The football questions this year about his work ethic and attitude have served as motivation.

“People are going to say what they want. Everyone has their opinion,” he said Monday. “I mean, I think it’s great. I love it. I actually love when people want to tell me something I’m not. They’ll be sorry whenever they have to play me.”

In three seasons at Washington, Seferian-Jenkins set nearly every school record at his position and last season became the first Husky to win the John Mackey Award, given to the nation’s top tight end. He declared for the draft moments after his junior season had ended in December with the Huskies’ victory in the Fight Hunger Bowl.

The page is finally starting to turn for Seferian-Jenkins, just as the draft approaches. He lost about 20 pounds on his 6-foot-5 frame, down to 262 at the February combine, and his surgically repaired foot is 100 percent healthy.

He said he has not run a timed 40-yard dash for any team, as had been reported recently, but he said he did run in the 4.6-second range during a workout with his trainer earlier this year, before having surgery on his foot.

He recently spent two and a half weeks on the East Coast, visiting with various NFL teams — eight in all.

Many other teams have been calling with last-minute questions, typically to verify contact information in case they want to call him back later this week, with the clock ticking down.

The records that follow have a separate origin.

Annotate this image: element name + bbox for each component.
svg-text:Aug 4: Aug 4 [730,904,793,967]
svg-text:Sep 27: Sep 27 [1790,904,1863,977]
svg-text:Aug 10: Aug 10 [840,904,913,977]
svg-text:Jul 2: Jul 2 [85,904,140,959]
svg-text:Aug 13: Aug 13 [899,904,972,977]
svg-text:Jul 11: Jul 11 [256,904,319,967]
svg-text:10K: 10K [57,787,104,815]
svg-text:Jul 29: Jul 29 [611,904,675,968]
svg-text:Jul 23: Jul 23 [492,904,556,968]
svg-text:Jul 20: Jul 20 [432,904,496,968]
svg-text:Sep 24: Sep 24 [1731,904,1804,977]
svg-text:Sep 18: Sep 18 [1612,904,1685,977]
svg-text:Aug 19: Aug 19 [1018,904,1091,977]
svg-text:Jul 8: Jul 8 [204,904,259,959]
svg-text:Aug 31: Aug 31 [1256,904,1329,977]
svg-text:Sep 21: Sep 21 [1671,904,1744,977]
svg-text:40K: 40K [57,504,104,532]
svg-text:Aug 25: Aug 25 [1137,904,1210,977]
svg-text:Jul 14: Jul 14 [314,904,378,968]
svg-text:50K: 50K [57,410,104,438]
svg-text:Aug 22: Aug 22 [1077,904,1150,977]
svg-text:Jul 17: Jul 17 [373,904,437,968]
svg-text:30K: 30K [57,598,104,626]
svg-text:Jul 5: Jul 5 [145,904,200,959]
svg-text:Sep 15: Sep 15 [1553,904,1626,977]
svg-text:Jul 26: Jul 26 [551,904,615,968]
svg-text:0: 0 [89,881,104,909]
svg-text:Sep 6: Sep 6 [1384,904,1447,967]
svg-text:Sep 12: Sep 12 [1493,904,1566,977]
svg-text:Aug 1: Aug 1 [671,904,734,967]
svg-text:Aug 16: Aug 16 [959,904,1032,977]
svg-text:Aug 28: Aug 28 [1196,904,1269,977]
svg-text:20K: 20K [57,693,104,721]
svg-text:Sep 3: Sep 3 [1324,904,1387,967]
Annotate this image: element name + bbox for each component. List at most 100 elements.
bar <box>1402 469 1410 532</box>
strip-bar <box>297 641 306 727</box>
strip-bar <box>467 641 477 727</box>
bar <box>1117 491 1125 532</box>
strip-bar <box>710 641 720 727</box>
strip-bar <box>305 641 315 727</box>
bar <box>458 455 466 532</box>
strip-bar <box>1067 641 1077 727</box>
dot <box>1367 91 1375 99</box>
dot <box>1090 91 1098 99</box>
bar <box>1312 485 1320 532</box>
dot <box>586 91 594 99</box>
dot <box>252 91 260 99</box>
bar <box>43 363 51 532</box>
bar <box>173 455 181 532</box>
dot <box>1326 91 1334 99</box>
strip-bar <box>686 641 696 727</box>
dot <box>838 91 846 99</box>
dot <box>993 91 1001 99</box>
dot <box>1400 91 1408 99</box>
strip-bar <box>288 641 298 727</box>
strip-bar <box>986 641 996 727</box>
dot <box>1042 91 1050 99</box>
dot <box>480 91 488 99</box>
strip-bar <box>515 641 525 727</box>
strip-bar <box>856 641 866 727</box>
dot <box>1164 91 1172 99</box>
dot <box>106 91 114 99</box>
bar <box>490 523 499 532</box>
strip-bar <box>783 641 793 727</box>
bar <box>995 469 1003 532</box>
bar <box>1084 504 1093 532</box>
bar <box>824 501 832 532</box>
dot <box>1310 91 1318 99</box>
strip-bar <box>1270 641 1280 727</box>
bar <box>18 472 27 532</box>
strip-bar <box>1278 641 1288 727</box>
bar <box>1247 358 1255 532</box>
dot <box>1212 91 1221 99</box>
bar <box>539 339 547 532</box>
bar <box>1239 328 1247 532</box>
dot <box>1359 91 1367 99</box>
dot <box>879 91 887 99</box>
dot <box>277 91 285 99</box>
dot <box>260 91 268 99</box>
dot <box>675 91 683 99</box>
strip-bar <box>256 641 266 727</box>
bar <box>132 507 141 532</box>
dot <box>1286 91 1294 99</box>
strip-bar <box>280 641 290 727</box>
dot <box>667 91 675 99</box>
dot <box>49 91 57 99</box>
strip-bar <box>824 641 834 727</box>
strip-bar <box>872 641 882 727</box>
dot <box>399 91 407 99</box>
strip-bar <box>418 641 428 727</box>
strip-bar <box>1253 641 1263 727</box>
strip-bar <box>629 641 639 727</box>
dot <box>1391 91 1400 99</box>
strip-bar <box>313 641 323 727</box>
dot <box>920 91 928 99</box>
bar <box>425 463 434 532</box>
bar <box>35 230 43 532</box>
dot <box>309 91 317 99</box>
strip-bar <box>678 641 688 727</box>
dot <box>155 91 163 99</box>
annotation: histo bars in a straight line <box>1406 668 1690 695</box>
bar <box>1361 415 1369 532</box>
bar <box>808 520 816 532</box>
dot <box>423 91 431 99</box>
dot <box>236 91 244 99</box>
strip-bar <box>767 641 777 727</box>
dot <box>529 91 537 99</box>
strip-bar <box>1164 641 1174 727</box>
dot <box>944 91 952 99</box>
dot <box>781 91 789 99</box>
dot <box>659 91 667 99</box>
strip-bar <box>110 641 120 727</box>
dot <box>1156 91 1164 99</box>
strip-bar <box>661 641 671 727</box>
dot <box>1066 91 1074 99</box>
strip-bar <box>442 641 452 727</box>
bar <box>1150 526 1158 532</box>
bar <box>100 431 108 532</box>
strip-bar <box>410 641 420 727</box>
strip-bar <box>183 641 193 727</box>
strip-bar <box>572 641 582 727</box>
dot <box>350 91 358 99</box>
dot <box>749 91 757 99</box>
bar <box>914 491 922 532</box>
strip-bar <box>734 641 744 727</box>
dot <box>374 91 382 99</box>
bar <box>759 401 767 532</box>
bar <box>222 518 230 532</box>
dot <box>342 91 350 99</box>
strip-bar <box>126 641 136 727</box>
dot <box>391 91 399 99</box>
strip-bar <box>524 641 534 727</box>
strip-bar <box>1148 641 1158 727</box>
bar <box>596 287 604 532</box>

Most analysts project Seferian-Jenkins to be among the first 40 players drafted.

The NFL Network’s Daniel Jeremiah has him going to Green Bay with the 21st overall selection, which would make Seferian-Jenkins the third Husky in four years to go in the first round (joining Desmond Trufant from 2013, and Jake Locker from 2011).

“First, fourth, fifth, sixth — it doesn’t matter where I go. I’m just very honored that a team would take a chance on me,” he said. “It’s what you do once you get there. I’m ready to play football. Wherever I go, I’m going to make that team, that tight end room, that offense better. Let’s go to the playoffs and win Super Bowls.”

All in good time, perhaps.

And after a rough few months, the good times should begin again for Seferian-Jenkins as early as Thursday night.